No holds barred support program
Because the government was responsible for switching off the economy and there was no concern about moral hazard, both they and central banks were able to throw the proverbial kitchen sink at supporting the economy.
Central bankers learned valuable lessons from the GFC that they had to make sure credit could continue to flow. The range of measures undertaken was unlike anything we’d seen before, and while things were ugly for a short time, markets were once again reminded how powerful central banks can be.
Remarkably, US financial markets have clearly recovered strongly despite the Federal Reserve barely tapping a range of the programs they announced – see chart 1 below.
Chart 1: US financial markets have recovered despite many of the Fed’s announced measures barely being utilized
By far the most important support measures were from governments. One after another, governments wre throwing massive amounts of newly created money into their economies. Programs like JobKeeper in Australia and its equivalents overseas were critical in supporting families that otherwise would have been in dire financial circumstances.
The critical part is that it was newly created money, which governments can do directly, but central banks can’t.
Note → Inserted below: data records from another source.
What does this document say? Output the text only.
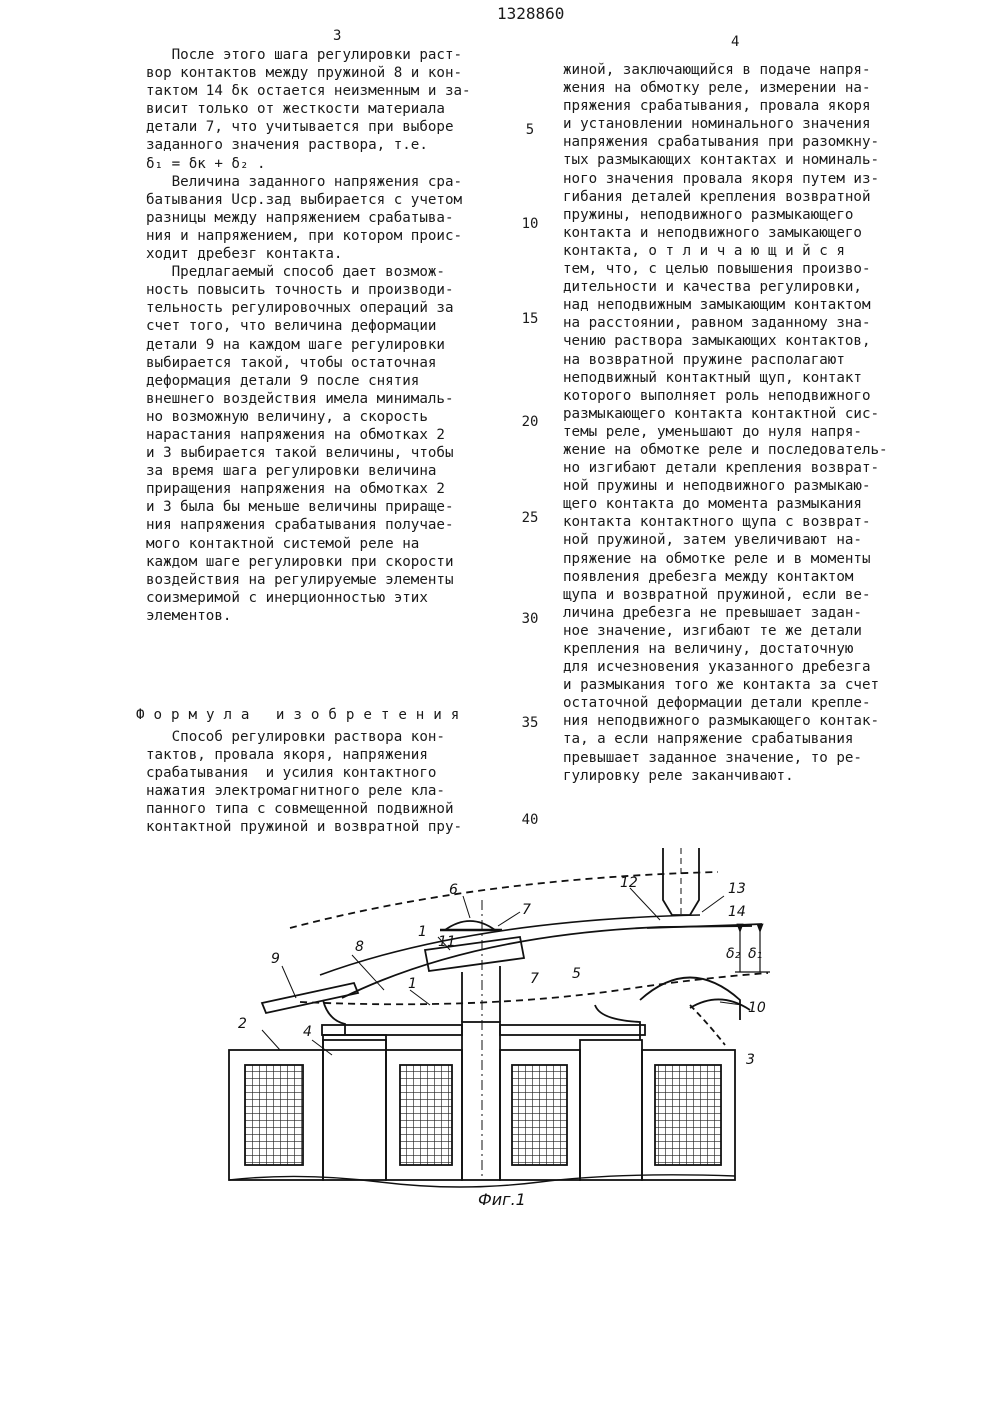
3
1328860
4
После этого шага регулировки раст-
вор контактов между пружиной 8 и кон-
тактом 14 δк остается неизменным и за-
висит только от жесткости материала
детали 7, что учитывается при выборе
заданного значения раствора, т.е.
δ₁ = δк + δ₂ .
Величина заданного напряжения сра-
батывания Uср.зад выбирается с учетом
разницы между напряжением срабатыва-
ния и напряжением, при котором проис-
ходит дребезг контакта.
Предлагаемый способ дает возмож-
ность повысить точность и производи-
тельность регулировочных операций за
счет того, что величина деформации
детали 9 на каждом шаге регулировки
выбирается такой, чтобы остаточная
деформация детали 9 после снятия
внешнего воздействия имела минималь-
но возможную величину, а скорость
нарастания напряжения на обмотках 2
и 3 выбирается такой величины, чтобы
за время шага регулировки величина
приращения напряжения на обмотках 2
и 3 была бы меньше величины прираще-
ния напряжения срабатывания получае-
мого контактной системой реле на
каждом шаге регулировки при скорости
воздействия на регулируемые элементы
соизмеримой с инерционностью этих
элементов.
Формула изобретения
Способ регулировки раствора кон-
тактов, провала якоря, напряжения
срабатывания  и усилия контактного
нажатия электромагнитного реле кла-
панного типа с совмещенной подвижной
контактной пружиной и возвратной пру-
жиной, заключающийся в подаче напря-
жения на обмотку реле, измерении на-
пряжения срабатывания, провала якоря
и установлении номинального значения
напряжения срабатывания при разомкну-
тых размыкающих контактах и номиналь-
ного значения провала якоря путем из-
гибания деталей крепления возвратной
пружины, неподвижного размыкающего
контакта и неподвижного замыкающего
контакта, о т л и ч а ю щ и й с я
тем, что, с целью повышения произво-
дительности и качества регулировки,
над неподвижным замыкающим контактом
на расстоянии, равном заданному зна-
чению раствора замыкающих контактов,
на возвратной пружине располагают
неподвижный контактный щуп, контакт
которого выполняет роль неподвижного
размыкающего контакта контактной сис-
темы реле, уменьшают до нуля напря-
жение на обмотке реле и последователь-
но изгибают детали крепления возврат-
ной пружины и неподвижного размыкаю-
щего контакта до момента размыкания
контакта контактного щупа с возврат-
ной пружиной, затем увеличивают на-
пряжение на обмотке реле и в моменты
появления дребезга между контактом
щупа и возвратной пружиной, если ве-
личина дребезга не превышает задан-
ное значение, изгибают те же детали
крепления на величину, достаточную
для исчезновения указанного дребезга
и размыкания того же контакта за счет
остаточной деформации детали крепле-
ния неподвижного размыкающего контак-
та, а если напряжение срабатывания
превышает заданное значение, то ре-
гулировку реле заканчивают.
5
10
15
20
25
30
35
40
6
7
1
11
8
9
1	7 5
12	13
14
δ₂ δ₁
10
2	4
3
Фиг.1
The central bank programs can help create new money by encouraging people to borrow (loans also create money) but that was going to be tough when the media was full of stories about the global economy crashing.
This is the opposite to what happened after the GFC, where, especially in Europe, governments preached from the gospel of austerity. Spending cutbacks sucked money out of economies and saw them slow to a grinding crawl.
Economies are on fire
Some of the data showing how sharply economies are bouncing back is remarkable. Here in Australia, we’re seeing restaurant bookings up to 50-80% compared with the same time last year, new car sales leaped 12% from last year and Commonwealth Bank credit card sales were up 11%. They are huge numbers and it’s not just because lockdown restrictions were eased.
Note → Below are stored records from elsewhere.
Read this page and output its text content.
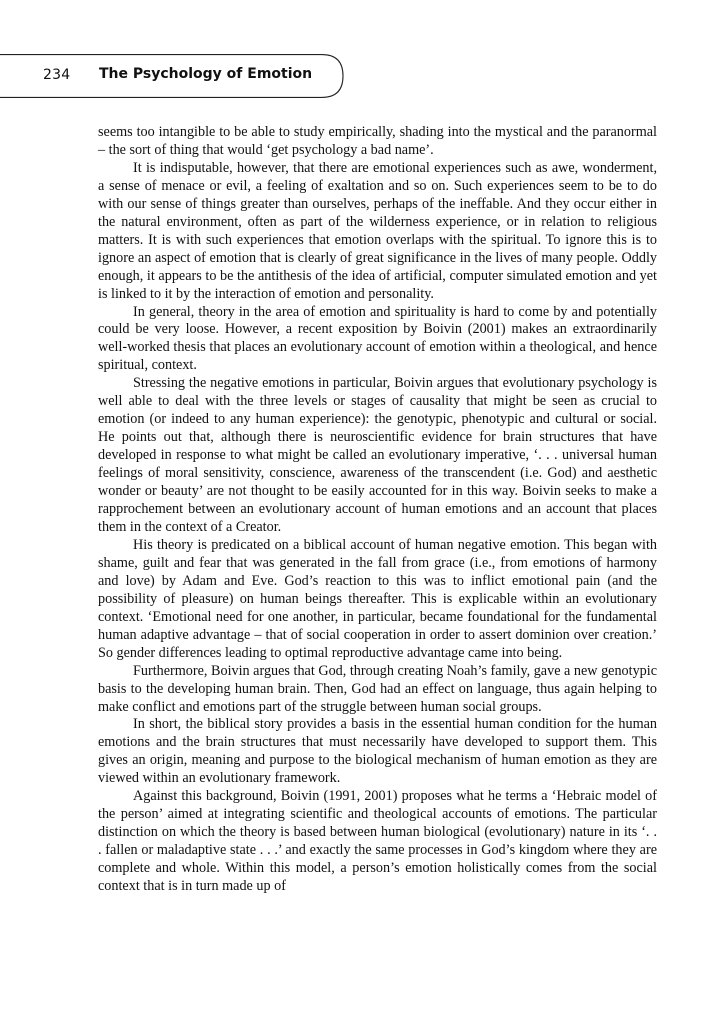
234 The Psychology of Emotion

seems too intangible to be able to study empirically, shading into the mystical and the paranormal – the sort of thing that would ‘get psychology a bad name’.

It is indisputable, however, that there are emotional experiences such as awe, wonderment, a sense of menace or evil, a feeling of exaltation and so on. Such experiences seem to be to do with our sense of things greater than ourselves, perhaps of the ineffable. And they occur either in the natural environment, often as part of the wilderness experience, or in relation to religious matters. It is with such experiences that emotion overlaps with the spiritual. To ignore this is to ignore an aspect of emotion that is clearly of great significance in the lives of many people. Oddly enough, it appears to be the antithesis of the idea of artificial, computer simulated emotion and yet is linked to it by the interaction of emotion and personality.

In general, theory in the area of emotion and spirituality is hard to come by and potentially could be very loose. However, a recent exposition by Boivin (2001) makes an extraordinarily well-worked thesis that places an evolutionary account of emotion within a theological, and hence spiritual, context.

Stressing the negative emotions in particular, Boivin argues that evolutionary psychology is well able to deal with the three levels or stages of causality that might be seen as crucial to emotion (or indeed to any human experience): the genotypic, phenotypic and cultural or social. He points out that, although there is neuroscientific evidence for brain structures that have developed in response to what might be called an evolutionary imperative, ‘. . . universal human feelings of moral sensitivity, conscience, awareness of the transcendent (i.e. God) and aesthetic wonder or beauty’ are not thought to be easily accounted for in this way. Boivin seeks to make a rapprochement between an evolutionary account of human emotions and an account that places them in the context of a Creator.

His theory is predicated on a biblical account of human negative emotion. This began with shame, guilt and fear that was generated in the fall from grace (i.e., from emotions of harmony and love) by Adam and Eve. God’s reaction to this was to inflict emotional pain (and the possibility of pleasure) on human beings thereafter. This is explicable within an evolutionary context. ‘Emotional need for one another, in particular, became foundational for the fundamental human adaptive advantage – that of social cooperation in order to assert dominion over creation.’ So gender differences leading to optimal reproductive advantage came into being.

Furthermore, Boivin argues that God, through creating Noah’s family, gave a new genotypic basis to the developing human brain. Then, God had an effect on language, thus again helping to make conflict and emotions part of the struggle between human social groups.

In short, the biblical story provides a basis in the essential human condition for the human emotions and the brain structures that must necessarily have developed to support them. This gives an origin, meaning and purpose to the biological mechanism of human emotion as they are viewed within an evolutionary framework.

Against this background, Boivin (1991, 2001) proposes what he terms a ‘Hebraic model of the person’ aimed at integrating scientific and theological accounts of emotions. The particular distinction on which the theory is based between human biological (evolutionary) nature in its ‘. . . fallen or maladaptive state . . .’ and exactly the same processes in God’s kingdom where they are complete and whole. Within this model, a person’s emotion holistically comes from the social context that is in turn made up of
The Australian government’s COVID support programs amounted to 13% of GDP. It’s hard to overstate how massive that is. In the wake of the GFC, the Chinese government ‘rescued’ much of the developed world by announcing a spending package equivalent to 12% GDP (clearly the absolute amounts are hugely different, it’s the proportion that’s significant). The early withdrawal of superannuation adds anotehr 2% to that. The household savings ratio hit almost 20% in the June quarter, only a fraction less than the highest it’s been in the past 60 years.
That’s an awful lot of pent-up spending power.
The silver lining
Ever since the end of the GFC, central banks have pleaded with governments to raise fiscal spending to help increase economic growth. But most governments, including Australia’s, were obsessive about balancing budgets and instead were more intent on reducing spending (the obvious exception to that was $1.2 trillion Trump tax cuts, which helps explain why the US economy was doing so much better than most others).
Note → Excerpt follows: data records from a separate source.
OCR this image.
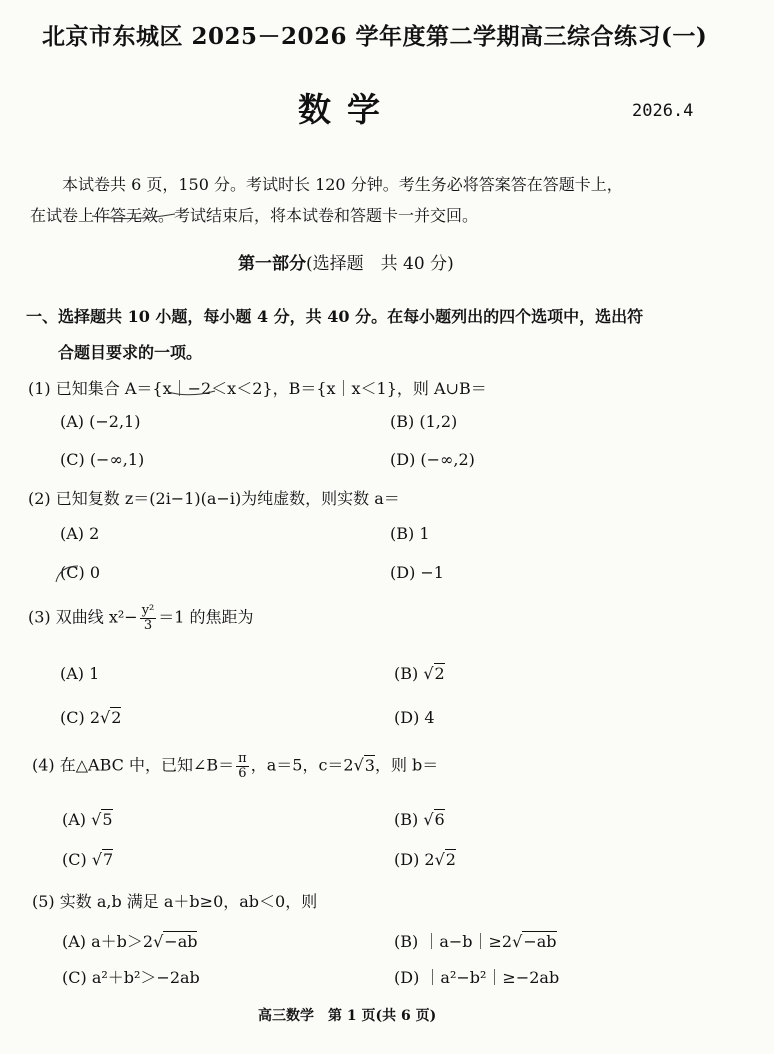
北京市东城区 2025－2026 学年度第二学期高三综合练习(一)
数学	2026.4
本试卷共 6 页，150 分。考试时长 120 分钟。考生务必将答案答在答题卡上，
在试卷上作答无效。考试结束后，将本试卷和答题卡一并交回。
第一部分(选择题　共 40 分)
一、选择题共 10 小题，每小题 4 分，共 40 分。在每小题列出的四个选项中，选出符
合题目要求的一项。
(1) 已知集合 A＝{x｜−2＜x＜2}，B＝{x｜x＜1}，则 A∪B＝
(A) (−2,1)	(B) (1,2)
(C) (−∞,1)	(D) (−∞,2)
(2) 已知复数 z＝(2i−1)(a−i)为纯虚数，则实数 a＝
(A) 2	(B) 1
(C) 0	(D) −1
(3) 双曲线 $x^2- \frac{\text{y²}}{3} =1$ 的焦距为
(A) 1	(B) √2
(C) 2√2	(D) 4
(4) 在△ABC 中，已知∠B＝ $\frac{\pi}{6}$ ，a＝5，c＝2√3，则 b＝
(A) √5	(B) √6
(C) √7	(D) 2√2
(5) 实数 a,b 满足 a＋b≥0，ab＜0，则
(A) a＋b＞2√−ab	(B) ｜a−b｜≥2√−ab
(C) a²＋b²＞−2ab	(D) ｜a²−b²｜≥−2ab
高三数学　第 1 页(共 6 页)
It’s taken the unique circumstances of the pandemic to show the power of fiscal spending to drive economic activity: low income families suddenly had enough money to go to the dentist and get the car fixed, and the money they spent doing that got spent again and again.
If governments take the lessons on board, it’s possible it could be the first step toward abandoning the flawed dictums of neoliberalism and addressing the massive wealth inequalities that lie at the heart of so many other problems we face. That would be a great silver lining.